27 The fifth contention of the applicant in substance amounts to the contention that the Tribunal did not properly address the question dictated by the Act whether the applicant has a well-founded fear of persecution for a Convention reason: see Guo v Minister for Immigration & Multicultural Affairs (1997) 191 CLR 559 at 575-576 and Minister for Immigration & Multicultural Affairs v Rajalingham (1999) 93 FCR 220 at 240-241. There will be cases where the Tribunal, properly to address and apply the test predicated by s 36(2) of the Act and Article 1A(2) of the Convention, will have to engage in reasonable speculation to take account of the chance that past events may have occurred, even though it thinks that they probably did not. Lee J in W321/01A v Minister for Immigration & Multicultural Affairs [2002] FCA 210 said at [30]:
"The Tribunal cannot exclude an applicant's account from the material the Tribunal is obliged to consider, by relying upon a bare assertion that the applicant's account is "implausible". There must be facts found that are inconsistent with claimed events, or the claimed events must be so beyond the human experience of possibilities that they may be said to be inherently unlikely. As stated by the United States Court of Appeals in Bastanipour v Immigration and Naturalization Service 980 F.2d 1129 (7th Cir. 1992) at 1131:
'A bare conclusion is not an adequate discharge of an administrative agency's responsibilities unless the ground or argument that it is rejecting is frivolous.'"

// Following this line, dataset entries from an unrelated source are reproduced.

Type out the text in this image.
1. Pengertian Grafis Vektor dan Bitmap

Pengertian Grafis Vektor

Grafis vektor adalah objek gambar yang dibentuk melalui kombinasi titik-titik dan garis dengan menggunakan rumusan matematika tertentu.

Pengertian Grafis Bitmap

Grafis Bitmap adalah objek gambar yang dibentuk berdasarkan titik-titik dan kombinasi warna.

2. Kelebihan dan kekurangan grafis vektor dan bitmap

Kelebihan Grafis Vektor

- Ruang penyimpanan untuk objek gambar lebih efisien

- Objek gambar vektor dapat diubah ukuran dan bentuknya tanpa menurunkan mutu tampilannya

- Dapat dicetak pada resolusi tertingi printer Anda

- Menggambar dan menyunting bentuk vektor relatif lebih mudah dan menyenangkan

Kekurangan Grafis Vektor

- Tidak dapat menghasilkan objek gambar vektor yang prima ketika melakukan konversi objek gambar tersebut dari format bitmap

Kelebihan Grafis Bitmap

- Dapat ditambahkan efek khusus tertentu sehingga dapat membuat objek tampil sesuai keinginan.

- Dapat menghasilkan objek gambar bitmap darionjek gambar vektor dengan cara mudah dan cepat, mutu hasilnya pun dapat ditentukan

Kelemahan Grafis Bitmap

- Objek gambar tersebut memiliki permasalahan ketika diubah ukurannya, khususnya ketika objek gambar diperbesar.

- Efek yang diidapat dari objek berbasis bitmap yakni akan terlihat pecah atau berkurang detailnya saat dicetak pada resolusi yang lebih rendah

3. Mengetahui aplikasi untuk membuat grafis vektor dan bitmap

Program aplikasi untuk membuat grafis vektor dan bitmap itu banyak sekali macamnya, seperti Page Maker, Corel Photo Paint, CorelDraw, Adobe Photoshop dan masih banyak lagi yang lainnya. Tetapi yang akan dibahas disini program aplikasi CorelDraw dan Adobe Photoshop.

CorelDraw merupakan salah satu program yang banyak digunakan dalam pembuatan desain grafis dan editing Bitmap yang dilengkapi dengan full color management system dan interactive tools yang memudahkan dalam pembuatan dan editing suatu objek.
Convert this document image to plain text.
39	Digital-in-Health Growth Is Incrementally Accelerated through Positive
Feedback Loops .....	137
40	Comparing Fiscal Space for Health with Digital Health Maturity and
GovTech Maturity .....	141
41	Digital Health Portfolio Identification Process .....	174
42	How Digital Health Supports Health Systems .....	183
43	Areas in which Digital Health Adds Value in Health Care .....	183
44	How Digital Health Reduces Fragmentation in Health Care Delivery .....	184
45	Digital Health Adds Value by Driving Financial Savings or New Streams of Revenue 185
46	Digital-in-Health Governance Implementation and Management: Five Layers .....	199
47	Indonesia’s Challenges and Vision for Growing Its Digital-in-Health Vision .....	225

In that case, his Honour considered the Tribunal had erred in not taking into account the possibility that certain events reported by the visa applicant had occurred, and the possibility that those events had occurred for a Convention reason. The Tribunal had fallen short of addressing those questions when it should have done so, having regard to its findings which, at their highest, recorded that it was not persuaded of the particular past events claimed.
28 In this matter, the Tribunal did not accept as credible the applicant's claims that he had any involvement with the Mojahedin, despite his arrest in 1985, or that the authorities had sought to arrest him in November 2000. The significance of the arrest in 1985 was explained by the Tribunal by reference to facts identified by it. The claimed involvement with the Mojahedin was rejected in firm terms. They do not leave any room for a finding that the Tribunal was in any doubt. Its reasons for its conclusion are explained in some detail. The Tribunal's reasons for its rejection of the claimed attempt to arrest the applicant in November 2000 are given, including that the claim was "inherently unlikely" (an expression used by Lee J in W321/O1A at [30]) and the reasons explain that view. In my judgment, in the circumstances, the Tribunal was not bound to consider the possibility that its findings on those matters might be wrong. The Tribunal appears to have had no real doubt that its findings were correct: see e.g. Guo at 576.